Die Sektkorken haben ordentlich geknallt anlässlich des Festaktes zum 20. Jubiläums der Ausgliederung der Österreichischen Bundesforste (ÖBf) aus dem Staatshaushalt. Die Freude und der Stolz über das Erreichte waren auf Schloss Eckartsau nicht zu übersehen. Wie es zur „erfolgreichsten Ausgliederung“ in Österreich kam und wie schwer sie erkämpft worden war, dazu stand Werner Wutscher der Forstzeitung Rede und Antwort.

Wie lange begleiten Sie die Bundesforste schon als Aufsichtsratsvorsitzender?

Erst seit drei Jahren. Aber als Projektleiter für die Ausgliederung der Bundesforste war ich auch acht Jahre Gründungsaufsichtsrat. Ich war seinerzeit im Büro Wilhelm Molterers zuständig für die Forstwirtschaft – das war dann mein erstes großes Projekt.

Was war denn 1997 die größte Herausforderung bei der Ausgliederung?

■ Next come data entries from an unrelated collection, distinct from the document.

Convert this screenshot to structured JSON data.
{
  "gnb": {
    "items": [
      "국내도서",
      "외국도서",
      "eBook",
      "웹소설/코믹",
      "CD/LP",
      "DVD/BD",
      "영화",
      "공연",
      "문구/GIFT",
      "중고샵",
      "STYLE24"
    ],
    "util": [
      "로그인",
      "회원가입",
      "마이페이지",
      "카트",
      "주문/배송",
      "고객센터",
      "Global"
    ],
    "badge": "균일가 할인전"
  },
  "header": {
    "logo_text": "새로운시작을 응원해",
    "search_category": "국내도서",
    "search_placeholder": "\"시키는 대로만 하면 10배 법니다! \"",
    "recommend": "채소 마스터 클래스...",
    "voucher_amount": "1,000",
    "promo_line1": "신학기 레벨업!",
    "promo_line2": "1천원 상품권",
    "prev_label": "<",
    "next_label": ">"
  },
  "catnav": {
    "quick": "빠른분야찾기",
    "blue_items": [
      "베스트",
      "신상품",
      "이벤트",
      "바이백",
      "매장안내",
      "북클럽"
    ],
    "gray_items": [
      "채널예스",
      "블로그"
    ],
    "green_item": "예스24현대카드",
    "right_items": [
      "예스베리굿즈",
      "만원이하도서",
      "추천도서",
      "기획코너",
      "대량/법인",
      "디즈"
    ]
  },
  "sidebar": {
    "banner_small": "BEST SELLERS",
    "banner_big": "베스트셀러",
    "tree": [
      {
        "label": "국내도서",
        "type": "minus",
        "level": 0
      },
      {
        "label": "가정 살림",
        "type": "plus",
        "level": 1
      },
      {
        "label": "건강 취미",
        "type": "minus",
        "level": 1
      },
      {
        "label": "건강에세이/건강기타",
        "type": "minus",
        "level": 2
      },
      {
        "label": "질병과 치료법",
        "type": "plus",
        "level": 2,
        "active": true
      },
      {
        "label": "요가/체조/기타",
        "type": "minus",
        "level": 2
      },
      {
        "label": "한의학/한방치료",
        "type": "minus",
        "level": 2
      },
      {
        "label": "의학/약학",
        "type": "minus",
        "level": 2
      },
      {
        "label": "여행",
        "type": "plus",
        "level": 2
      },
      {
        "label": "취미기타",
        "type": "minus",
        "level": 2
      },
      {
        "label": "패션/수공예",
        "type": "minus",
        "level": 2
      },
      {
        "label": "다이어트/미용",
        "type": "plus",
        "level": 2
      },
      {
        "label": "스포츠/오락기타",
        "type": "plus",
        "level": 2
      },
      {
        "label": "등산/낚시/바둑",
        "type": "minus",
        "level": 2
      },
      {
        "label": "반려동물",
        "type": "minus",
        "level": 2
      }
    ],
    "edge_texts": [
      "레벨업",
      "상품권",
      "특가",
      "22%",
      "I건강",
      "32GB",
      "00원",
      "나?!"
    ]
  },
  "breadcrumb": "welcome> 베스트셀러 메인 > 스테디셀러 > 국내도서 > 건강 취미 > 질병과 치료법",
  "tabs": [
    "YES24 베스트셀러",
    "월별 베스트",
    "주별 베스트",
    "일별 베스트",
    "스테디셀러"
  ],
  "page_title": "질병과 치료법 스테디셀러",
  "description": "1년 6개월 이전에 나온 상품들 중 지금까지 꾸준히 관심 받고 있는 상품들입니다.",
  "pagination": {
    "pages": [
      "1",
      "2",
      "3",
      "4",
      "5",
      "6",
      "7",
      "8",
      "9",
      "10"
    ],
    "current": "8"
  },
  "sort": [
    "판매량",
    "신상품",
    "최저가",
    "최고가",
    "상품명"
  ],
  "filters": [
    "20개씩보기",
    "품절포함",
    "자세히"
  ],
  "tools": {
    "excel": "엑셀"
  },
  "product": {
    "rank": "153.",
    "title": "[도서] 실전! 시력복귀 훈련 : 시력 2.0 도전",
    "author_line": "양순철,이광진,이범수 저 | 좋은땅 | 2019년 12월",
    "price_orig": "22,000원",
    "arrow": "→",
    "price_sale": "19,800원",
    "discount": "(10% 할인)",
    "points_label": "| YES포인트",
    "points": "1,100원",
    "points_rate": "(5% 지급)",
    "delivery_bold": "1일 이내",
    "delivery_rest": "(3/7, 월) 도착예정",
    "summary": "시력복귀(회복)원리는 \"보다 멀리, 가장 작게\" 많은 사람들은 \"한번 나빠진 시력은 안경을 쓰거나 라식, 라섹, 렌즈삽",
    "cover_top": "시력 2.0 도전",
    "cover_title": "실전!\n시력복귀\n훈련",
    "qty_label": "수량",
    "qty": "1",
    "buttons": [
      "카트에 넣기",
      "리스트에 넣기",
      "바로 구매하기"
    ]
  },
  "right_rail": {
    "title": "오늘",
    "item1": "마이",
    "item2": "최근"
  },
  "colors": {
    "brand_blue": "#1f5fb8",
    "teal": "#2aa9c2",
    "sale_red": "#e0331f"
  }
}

Da gab es zunächst einmal die forstpolitische Dimension. Es war die Nationalparkfrage zu klären: Wie sollte etwa der Grundeigentümer entschädigt werden? Und das war damals ja eigentlich vollkommen offen. Die Länder wollten selber eigene Ranger einführen und in Wahrheit die Bundesforste auf diesen Flächen loswerden. Dann war die Frage zu klären: Sollten die Bundesforste so behandelt werden wie ein privater Waldeigentümer? Das musste alles vor der Ausgliederung gelöst werden. Das war sicherlich ein großes Verdienst von Richard Ramsauer, der damals vor allem in Oberösterreich und Niederösterreich kontroversielle Diskussionen geführt hat, um hier die Entschädigungsfragen zu klären. Es hat sich dann bald herausgestellt, dass es forstpolitisch gewollt war, dass die ÖBf der Vorkämpfer – eine Firewall, wenn Sie wollen – sein sollten und sich die private Forstwirtschaft dahinter aufstellen konnte. Kurz davor wurden die ersten Nationalparks eingerichtet und da war es ganz entscheidend, dass die ÖBf entschädigt werden sollten und dass auch Forstleute in der Nationalparkverwaltung tätig wurden. Es war auch beabsichtigt, dass in die Forstnovelle 2003 bereits Erfahrungen aus der vorher erfolgten Ausgliederung einfließen konnten. Wilhelm Molterer hat hier immer sehr strategisch gedacht.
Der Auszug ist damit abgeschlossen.